OpenAI are extremely sensible to draw attention to the fact that AI is approaching a boundary that has practical implications. It is good that everyone is being alerted that that boundary might be crossed at any time in the foreseeable future.
Now the novelty is that this can be better targeted. But even simple Markov-chain based text generators were good enough to fool people for a bit.
And there was always people that had too much free time to write. A lot. (See for example the crackpots and conspiracy theorists that bombard physics forums. See the 9/11, Zeitgeists, etc. movies. See how much has been written about anti-vaxx, about quantum woo, etc.)
Reputation systems work pretty well for countering spammers.
And against APTs (advanced persistent threats, spearfishing attacks, etc) there's no real "universal" protection anyways. (You need a competent security team to out think and out resource the attackers in every possible dimension.)
This AI is the same as the paid Russian trolls and the unpaid scammers, and so on.
I agree with your last point though - it falls into the same category as paid Russian trolls. I think that's exactly why they were hesitant to release the pre-trained models - they didn't want to make it easier/cheaper for a bad actor to replicate the 2016 election.
It remains to be seen whether their decision will make an iota of a difference. But I understand their motivation.
I work in this field, and yes, this is very novel (at least in terms of the quality).
It's the biggest improvement in quality I've ever seen. The long term coherence is so much better than anything else that has ever been built.
Conjecture: GPT-2 trained on reddit comments could pass a "comment turing test", where the average person couldn't distinguish whether a comment is bot or human with better than, say, 60% accuracy.
There is no real profit to be made by generating realistic looking text. Spammers don't work that way, spammers haven't cared about realistic looking text for years. Nor have spam filters cared much about text for a long time, exactly because it's so easy to randomise. Anti-spam is not a good reason to hold back on language generation models, in my view.
As for HN, if bots can write posts as good as humans, great, why hold back?
It seem that as far as information warfare goes “less is more” works quite well and they rely on targeted people to spread the news for them.

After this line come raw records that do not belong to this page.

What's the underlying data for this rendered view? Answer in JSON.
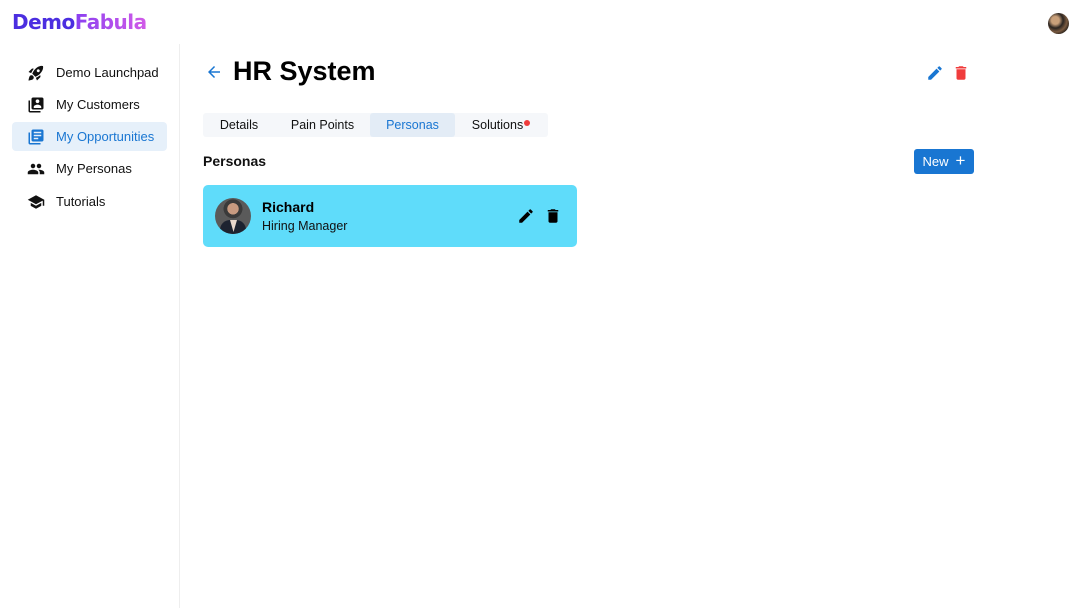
{
  "app": {
    "logo_part1": "Demo",
    "logo_part2": "Fabula"
  },
  "sidebar": {
    "items": [
      {
        "label": "Demo Launchpad",
        "icon": "rocket-icon",
        "active": false
      },
      {
        "label": "My Customers",
        "icon": "contacts-book-icon",
        "active": false
      },
      {
        "label": "My Opportunities",
        "icon": "library-books-icon",
        "active": true
      },
      {
        "label": "My Personas",
        "icon": "people-icon",
        "active": false
      },
      {
        "label": "Tutorials",
        "icon": "school-icon",
        "active": false
      }
    ]
  },
  "header": {
    "title": "HR System",
    "back_icon": "arrow-left-icon",
    "edit_icon": "pencil-icon",
    "delete_icon": "trash-icon"
  },
  "tabs": [
    {
      "label": "Details",
      "active": false
    },
    {
      "label": "Pain Points",
      "active": false
    },
    {
      "label": "Personas",
      "active": true
    },
    {
      "label": "Solutions",
      "active": false,
      "badge_dot": true
    }
  ],
  "section": {
    "title": "Personas",
    "new_button_label": "New",
    "new_button_icon": "+"
  },
  "personas": [
    {
      "name": "Richard",
      "role": "Hiring Manager"
    }
  ],
  "colors": {
    "accent": "#1976d2",
    "danger": "#f03c3c",
    "card": "#5fdcfa",
    "active_nav_bg": "#e6f0fa"
  }
}
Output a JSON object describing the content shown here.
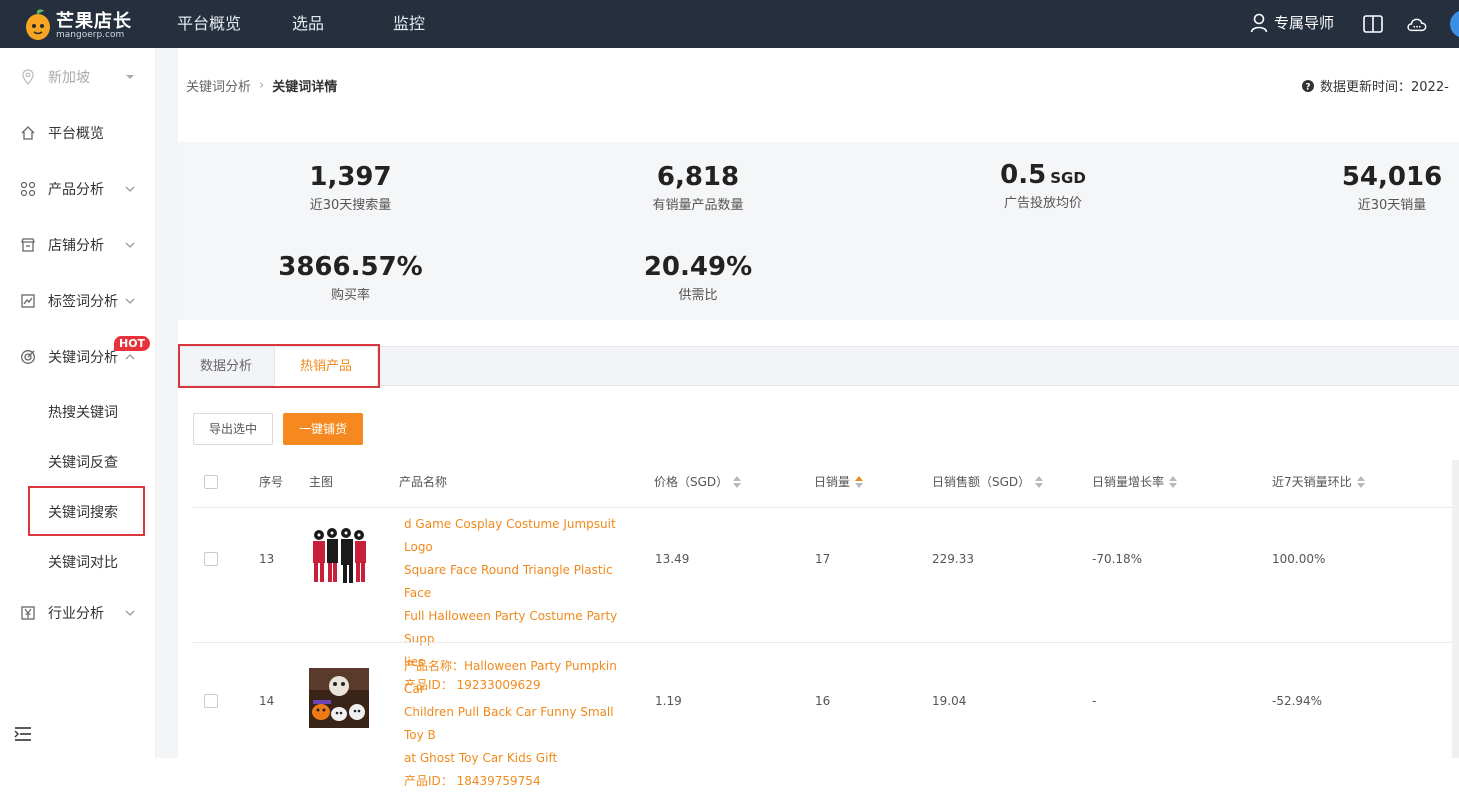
{
  "topbar": {
    "brand": "芒果店长",
    "domain": "mangoerp.com",
    "nav": [
      "平台概览",
      "选品",
      "监控"
    ],
    "tutor": "专属导师"
  },
  "sidebar": {
    "region": "新加坡",
    "items": [
      {
        "label": "平台概览",
        "icon": "home-icon"
      },
      {
        "label": "产品分析",
        "icon": "grid-icon"
      },
      {
        "label": "店铺分析",
        "icon": "store-icon"
      },
      {
        "label": "标签词分析",
        "icon": "chart-icon"
      },
      {
        "label": "关键词分析",
        "icon": "target-icon",
        "badge": "HOT"
      },
      {
        "label": "行业分析",
        "icon": "yen-icon"
      }
    ],
    "sub_items": [
      "热搜关键词",
      "关键词反查",
      "关键词搜索",
      "关键词对比"
    ]
  },
  "breadcrumb": {
    "parent": "关键词分析",
    "current": "关键词详情"
  },
  "update_time": "数据更新时间：2022-",
  "stats": [
    {
      "value": "1,397",
      "unit": "",
      "label": "近30天搜索量"
    },
    {
      "value": "6,818",
      "unit": "",
      "label": "有销量产品数量"
    },
    {
      "value": "0.5",
      "unit": "SGD",
      "label": "广告投放均价"
    },
    {
      "value": "54,016",
      "unit": "",
      "label": "近30天销量"
    },
    {
      "value": "3866.57%",
      "unit": "",
      "label": "购买率"
    },
    {
      "value": "20.49%",
      "unit": "",
      "label": "供需比"
    }
  ],
  "tabs": {
    "data": "数据分析",
    "hot": "热销产品"
  },
  "buttons": {
    "export": "导出选中",
    "one_key": "一键铺货"
  },
  "table": {
    "headers": {
      "index": "序号",
      "image": "主图",
      "name": "产品名称",
      "price": "价格（SGD）",
      "daily_sales": "日销量",
      "daily_amount": "日销售额（SGD）",
      "growth": "日销量增长率",
      "week_ratio": "近7天销量环比"
    },
    "rows": [
      {
        "index": "13",
        "name_lines": [
          "d Game Cosplay Costume Jumpsuit Logo",
          "Square Face Round Triangle Plastic Face",
          "Full Halloween Party Costume Party Supp",
          "lies"
        ],
        "product_id": "产品ID：  19233009629",
        "price": "13.49",
        "daily_sales": "17",
        "daily_amount": "229.33",
        "growth": "-70.18%",
        "week_ratio": "100.00%"
      },
      {
        "index": "14",
        "name_lines": [
          "产品名称：Halloween Party Pumpkin Car",
          "Children Pull Back Car Funny Small Toy B",
          "at Ghost Toy Car Kids Gift"
        ],
        "product_id": "产品ID：  18439759754",
        "price": "1.19",
        "daily_sales": "16",
        "daily_amount": "19.04",
        "growth": "-",
        "week_ratio": "-52.94%"
      }
    ]
  },
  "colors": {
    "accent": "#f08a1c",
    "topbar": "#252f3e",
    "highlight": "#d9363e",
    "hot": "#e8313b"
  }
}
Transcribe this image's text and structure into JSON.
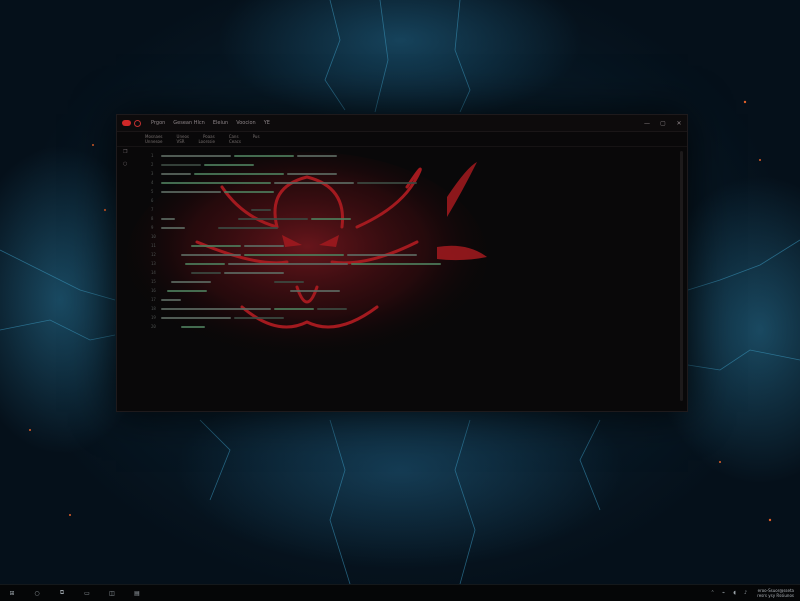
{
  "window": {
    "app_icon": "app-logo-icon",
    "menu": [
      "Prgon",
      "Gesean Hlcn",
      "Eleiun",
      "Voocion",
      "YE"
    ],
    "controls": [
      "—",
      "▢",
      "✕"
    ]
  },
  "toolbar": {
    "row1": [
      "Mosnaes",
      "Uneos",
      "Poaas",
      "Cans",
      "Pus"
    ],
    "row2": [
      "Unnesoe",
      "VSR",
      "Loorssie",
      "Ceacs"
    ]
  },
  "gutter_icons": [
    "❐",
    "○"
  ],
  "code": {
    "line_numbers": [
      "1",
      "2",
      "3",
      "4",
      "5",
      "6",
      "7",
      "8",
      "9",
      "10",
      "11",
      "12",
      "13",
      "14",
      "15",
      "16",
      "17",
      "18",
      "19",
      "20"
    ]
  },
  "taskbar": {
    "items": [
      "start-icon",
      "search-icon",
      "task-view-icon",
      "file-explorer-icon",
      "browser-icon",
      "terminal-icon"
    ],
    "glyphs": [
      "⊞",
      "○",
      "⧉",
      "▭",
      "◫",
      "▤"
    ],
    "tray_glyphs": [
      "⌃",
      "⌁",
      "◖",
      "♪"
    ],
    "clock_line1": "eroo-Ssuor@sseta",
    "clock_line2": "resrs ysy Rssiunos"
  },
  "colors": {
    "accent": "#d02828",
    "emblem": "#a31a1f",
    "desktop_glow": "#2e86b0"
  }
}
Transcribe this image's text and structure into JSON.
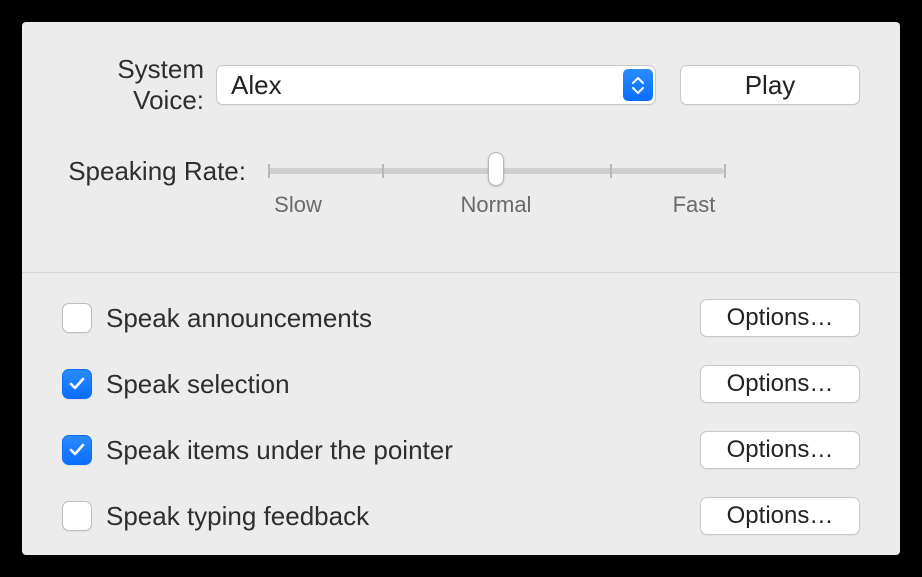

When you want to drive an agenda you don’t need unique 100,000 comments you need a good copy pasta.
Overall I’m sick of this dramatization of the AI catastrophe until there will be a proven path with agency for it to actually operate in the real world.
A chat bot isn’t a threat to anyone even if it turns homicidle.
Regarding an agenda, sure, good pasta is fine and all, and regular ol people are fine, but it is not cost effective. This is a million times cheaper, which means you can use it everywhere, not just the obvious places, you can be everywhere, and you can do more than just push a couple big items, you could push tens of thousands of them, micro targeted all the way down to the individual. Don’t dismiss it so easy—the potential scale is far, far larger than anything existing to date.
And I would note that the reason 100,000 comments aren’t effective now is precisely because they are too formulaic, too obviously fake when used on such a large scale. This has the potential to create real, live, seemingly active and believable online communities of millions of people, all at fractions and fractions and fractions of a penny compared to current methods. People read news, then comments (or reviews or whatever), because they use them to determine the validity of the content they just read; if it’s no longer possible to tell from the comments what’s a scam and what isn’t... well, you could do a lot of things with that.